Without going into such finer points of intensive and extensive margin, Schultz (1964, ch. 4) proposed the ‘epidemic test’: the 1918–19 influenza epidemic in India killed 6.2% of the 1918 population and 8.3% of the working population in agriculture (the latter according to Schultz’s estimate). Schultz found that, although the weather conditions were roughly similar in 1916–17 and in 1919–20, in the latter year agricultural output was lower by about 3.8%, providing circumstantial evidence that withdrawal of labour from agriculture did affect output level.
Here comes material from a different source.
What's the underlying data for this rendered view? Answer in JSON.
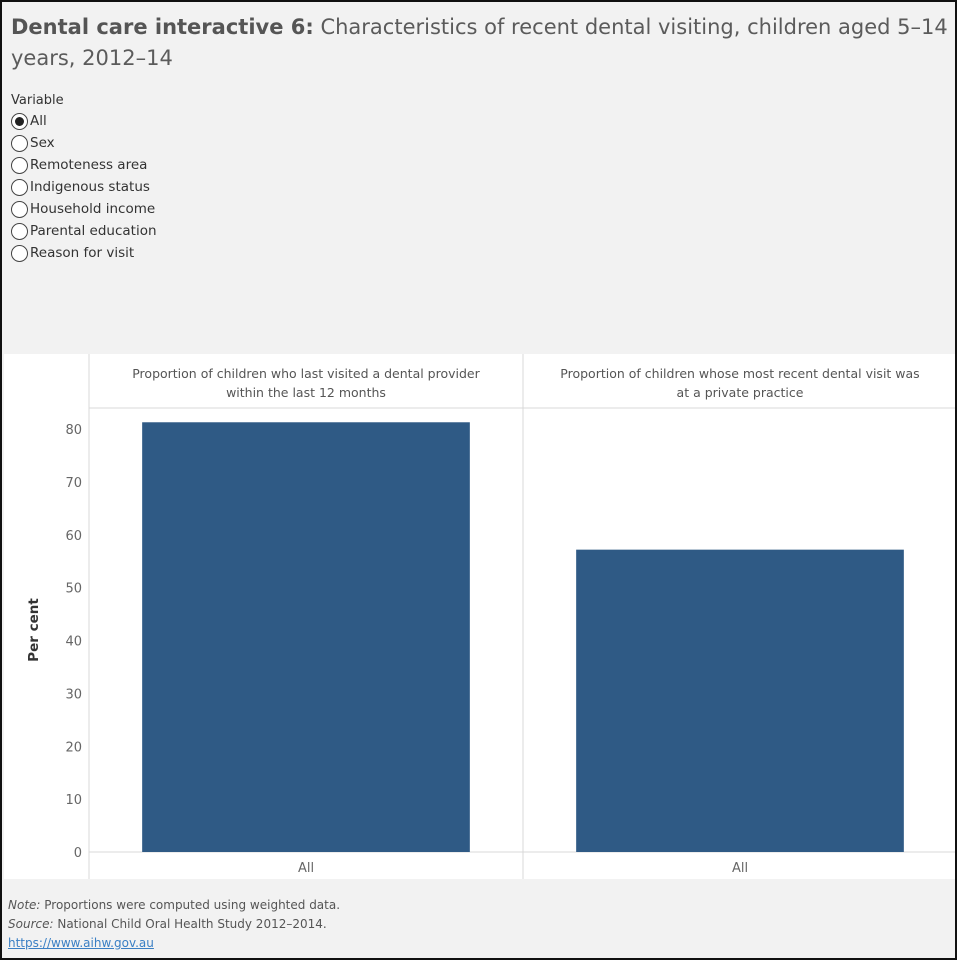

However, apart from many statistical and conceptual problems (e.g. the relation between acrage change in the sense of extensive margin and output change which is a resultant of both extensive and intensive margin in his macro-level statistical investigation), this ‘epidemic test’ must be deemed to be over-simplistic despite its apparent ingenuity. At best, it showed that a random x% withdrawal of labour from cultivation did affect the acrage and/or output level. But it does in no way establish the impossibility of selectively withdrawing x% labour through suitable reorganization of agricultural production at the family and regional level (e.g. Sen 1967). And yet, most of the important initial proponents of the ‘surplus labour’ doctrine had in mind such selective (but not random) withdrawal of labour that may be induced by industrialization and expansion in urban employment opportunities (Nurkse 1953; Lewis 1954). And, once it is recognized that such withdrawal of labour from agriculture can be accompanied by reorganization of labour in the family farm through adjusting the hours of work of the family members staying back on the farm or through higher availability of land per cultivating family, it seems plausible to argue analytically (e.g. Takagi 1978) as well as empirically that, labour can usually be released from agriculture without adversely affecting the level of agricultural output. Indeed, post-revolutionary experiences of agrarian reorganization in China and Vietnam demonstrated the possibility of using surplus labour to improve the quality of land through better drainage and irrigation without significant drop in short-run agricultural output, despite all the serious problems of lack of adequate incentive to private production in cooperative and collective agriculture.